Moreover, while we focus on product-level outcomes, more attention is needed to flesh out system-level dynamics (Fligstein and McAdam, 2012). Our core findings suggest that products typical of their home countries are more successful in cross-country exchanges. This may encourage specialization and homogeneity within countries but heterogeneity between countries. However, the flow of products between countries could also lead to global convergence (Strang and Meyer, 1993). Future studies may explore how countries evolve in terms of their categorical centroids.

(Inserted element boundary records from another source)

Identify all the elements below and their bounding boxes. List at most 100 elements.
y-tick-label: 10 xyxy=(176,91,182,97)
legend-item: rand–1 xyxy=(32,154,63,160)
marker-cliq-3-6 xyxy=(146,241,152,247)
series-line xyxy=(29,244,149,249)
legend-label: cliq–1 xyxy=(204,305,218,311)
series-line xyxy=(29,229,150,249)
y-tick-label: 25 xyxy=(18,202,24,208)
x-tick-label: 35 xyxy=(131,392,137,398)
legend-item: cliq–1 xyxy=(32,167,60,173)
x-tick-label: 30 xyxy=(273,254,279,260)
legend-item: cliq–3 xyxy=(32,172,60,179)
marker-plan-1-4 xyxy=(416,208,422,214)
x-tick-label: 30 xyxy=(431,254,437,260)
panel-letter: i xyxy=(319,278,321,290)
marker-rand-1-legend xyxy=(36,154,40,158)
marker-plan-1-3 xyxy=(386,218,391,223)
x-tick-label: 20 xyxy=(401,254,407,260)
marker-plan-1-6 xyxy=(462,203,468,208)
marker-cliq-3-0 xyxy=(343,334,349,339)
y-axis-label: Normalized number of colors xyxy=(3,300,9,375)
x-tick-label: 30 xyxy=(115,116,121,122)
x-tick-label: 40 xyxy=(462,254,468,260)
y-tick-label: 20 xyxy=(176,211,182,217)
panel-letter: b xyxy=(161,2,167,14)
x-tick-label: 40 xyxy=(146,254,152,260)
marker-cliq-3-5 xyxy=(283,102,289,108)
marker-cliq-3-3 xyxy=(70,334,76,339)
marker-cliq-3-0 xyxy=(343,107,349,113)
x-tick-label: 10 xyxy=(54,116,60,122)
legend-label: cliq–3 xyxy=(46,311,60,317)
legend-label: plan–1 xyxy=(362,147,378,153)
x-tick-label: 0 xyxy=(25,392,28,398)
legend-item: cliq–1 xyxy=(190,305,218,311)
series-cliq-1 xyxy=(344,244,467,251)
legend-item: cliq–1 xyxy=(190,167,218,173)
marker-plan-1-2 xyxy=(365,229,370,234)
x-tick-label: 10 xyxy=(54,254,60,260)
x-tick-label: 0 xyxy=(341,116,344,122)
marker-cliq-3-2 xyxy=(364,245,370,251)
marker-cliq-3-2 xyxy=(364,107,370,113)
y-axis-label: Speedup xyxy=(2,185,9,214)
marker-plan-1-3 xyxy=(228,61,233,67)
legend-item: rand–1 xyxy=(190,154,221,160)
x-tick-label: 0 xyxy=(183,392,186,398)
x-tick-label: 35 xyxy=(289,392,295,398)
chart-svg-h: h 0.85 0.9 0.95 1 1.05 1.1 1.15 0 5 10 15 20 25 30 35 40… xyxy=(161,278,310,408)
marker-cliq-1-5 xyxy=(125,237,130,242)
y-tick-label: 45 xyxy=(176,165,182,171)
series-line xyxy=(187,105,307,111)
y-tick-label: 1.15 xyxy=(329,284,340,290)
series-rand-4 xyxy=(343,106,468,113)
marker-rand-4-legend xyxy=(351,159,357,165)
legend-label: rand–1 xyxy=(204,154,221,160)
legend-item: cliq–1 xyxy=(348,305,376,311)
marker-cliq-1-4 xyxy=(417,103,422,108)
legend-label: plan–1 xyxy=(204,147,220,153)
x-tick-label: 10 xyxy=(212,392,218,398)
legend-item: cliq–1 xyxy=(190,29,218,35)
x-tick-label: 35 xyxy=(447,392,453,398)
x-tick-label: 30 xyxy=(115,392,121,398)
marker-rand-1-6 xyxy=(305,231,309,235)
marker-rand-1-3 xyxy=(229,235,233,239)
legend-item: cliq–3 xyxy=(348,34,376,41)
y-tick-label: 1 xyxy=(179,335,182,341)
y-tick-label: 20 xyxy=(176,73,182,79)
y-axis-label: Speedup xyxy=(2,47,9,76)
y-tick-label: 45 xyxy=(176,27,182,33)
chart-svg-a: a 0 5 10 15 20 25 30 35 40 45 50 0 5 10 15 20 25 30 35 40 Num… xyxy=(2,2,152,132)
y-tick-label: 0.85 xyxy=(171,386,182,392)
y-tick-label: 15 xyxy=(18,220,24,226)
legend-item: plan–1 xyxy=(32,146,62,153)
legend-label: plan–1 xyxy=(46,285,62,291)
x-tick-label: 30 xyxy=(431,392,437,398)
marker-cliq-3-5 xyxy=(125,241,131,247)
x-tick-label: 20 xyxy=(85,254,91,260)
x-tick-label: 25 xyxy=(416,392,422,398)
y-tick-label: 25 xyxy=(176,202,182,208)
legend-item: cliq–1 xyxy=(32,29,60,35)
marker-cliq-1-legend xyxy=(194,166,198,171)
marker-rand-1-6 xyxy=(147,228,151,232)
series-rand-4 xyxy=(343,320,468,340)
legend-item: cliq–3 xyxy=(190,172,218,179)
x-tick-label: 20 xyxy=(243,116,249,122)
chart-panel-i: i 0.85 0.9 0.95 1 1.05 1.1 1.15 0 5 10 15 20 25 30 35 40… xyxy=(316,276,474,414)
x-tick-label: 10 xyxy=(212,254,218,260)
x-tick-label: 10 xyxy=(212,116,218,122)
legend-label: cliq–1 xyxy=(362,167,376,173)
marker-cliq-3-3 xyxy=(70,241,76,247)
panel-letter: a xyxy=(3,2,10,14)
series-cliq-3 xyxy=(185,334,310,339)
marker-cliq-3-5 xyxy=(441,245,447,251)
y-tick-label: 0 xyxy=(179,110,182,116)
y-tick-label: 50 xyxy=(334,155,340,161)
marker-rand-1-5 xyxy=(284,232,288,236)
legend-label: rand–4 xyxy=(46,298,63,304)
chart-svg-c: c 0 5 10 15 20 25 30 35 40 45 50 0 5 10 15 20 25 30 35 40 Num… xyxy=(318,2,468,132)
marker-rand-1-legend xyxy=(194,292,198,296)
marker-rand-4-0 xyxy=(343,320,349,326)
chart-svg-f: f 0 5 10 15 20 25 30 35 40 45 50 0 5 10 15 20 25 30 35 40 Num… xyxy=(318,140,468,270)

Finally, future studies may explore the distinction between intermediaries and consumers as market audiences. Our study treats them as two types of representative audiences that are similarly subject to typicality concerns. However, intermediaries and consumers may be different in their evaluation and consumption processes, as hinted by our extensional analyses. It is thus interesting to explore whether and under what conditions they respond differently to product typicality.
Conclusion
In this study, we explore how typicality affects market exchanges when products traverse discrete category systems. We emphasize that because defining what is typical is system-specific, those products will be subject to both home and host typicality lenses. Analyzing a large sample of films, we find broad evidence that both home and host typicality influence the performance of films in international markets but in different ways. While home typicality enhances films’ international success, host typicality undermines it. This implies that market audiences seek foreign products that are typical of their home country and/or foreign products that are atypical according to the categorical codes of host countries.
Footnotes
Appendix 1
Appendix 2
Controlling for political affinity.
| Entry | Box Office | |
|---|---|---|
| Piecewise Exp. | OLS | |
| (1) | (2) | |
| Home typicality | 1.553*** | 1.763*** |
| (0.237) | (0.354) | |
| Host typicality | −1.190*** | −2.428*** |
| (0.117) | (0.222) | |
| Political affinity | 0.178*** | 0.158*** |
| (0.014) | (0.024) | |
| Constant | −13.618*** | −15.615*** |
| (0.389) | (1.898) | |
| Controls | Yes | Yes |
| Hazard interval FE | Yes | Yes |
| Genre FE | Yes | Yes |
| Year FE | Yes | Yes |
| Observations | 1,273,710 | 22,570 |
| R 2 | 0.656 | |
| Akaike Inf. Crit. | 152,242 | |
| F statistic | 794.7*** |
Models add a control variable of political affinity based on UN voting patterns (Bailey et al., 2015). Other controls are same as in Table 2, Models 5 and 10. Some observations are lost since not all countries or regions in the original sample (e.g., Puerto Rico) vote independently in the UN.
FE: fixed effects; IMR: Inverse Mills Ratio; OLS: ordinary least squares; UN: United Nations.
p < 0.1; **p < 0.05; ***p < 0.01.
Acknowledgements
We would like to thank the Editor Robert David and three anonymous reviewers for constructive comments in the review process. We also received very useful feedbacks from Erik Aadland, Elisa Operti, Richard Haans, and participants at the EGOS 2020 Subtheme 56: “The Emergence, Evaluation, and Legitimation of Novelty and Novel Ideas.”
Funding
The author(s) received no financial support for the research, authorship, and/or publication of this article.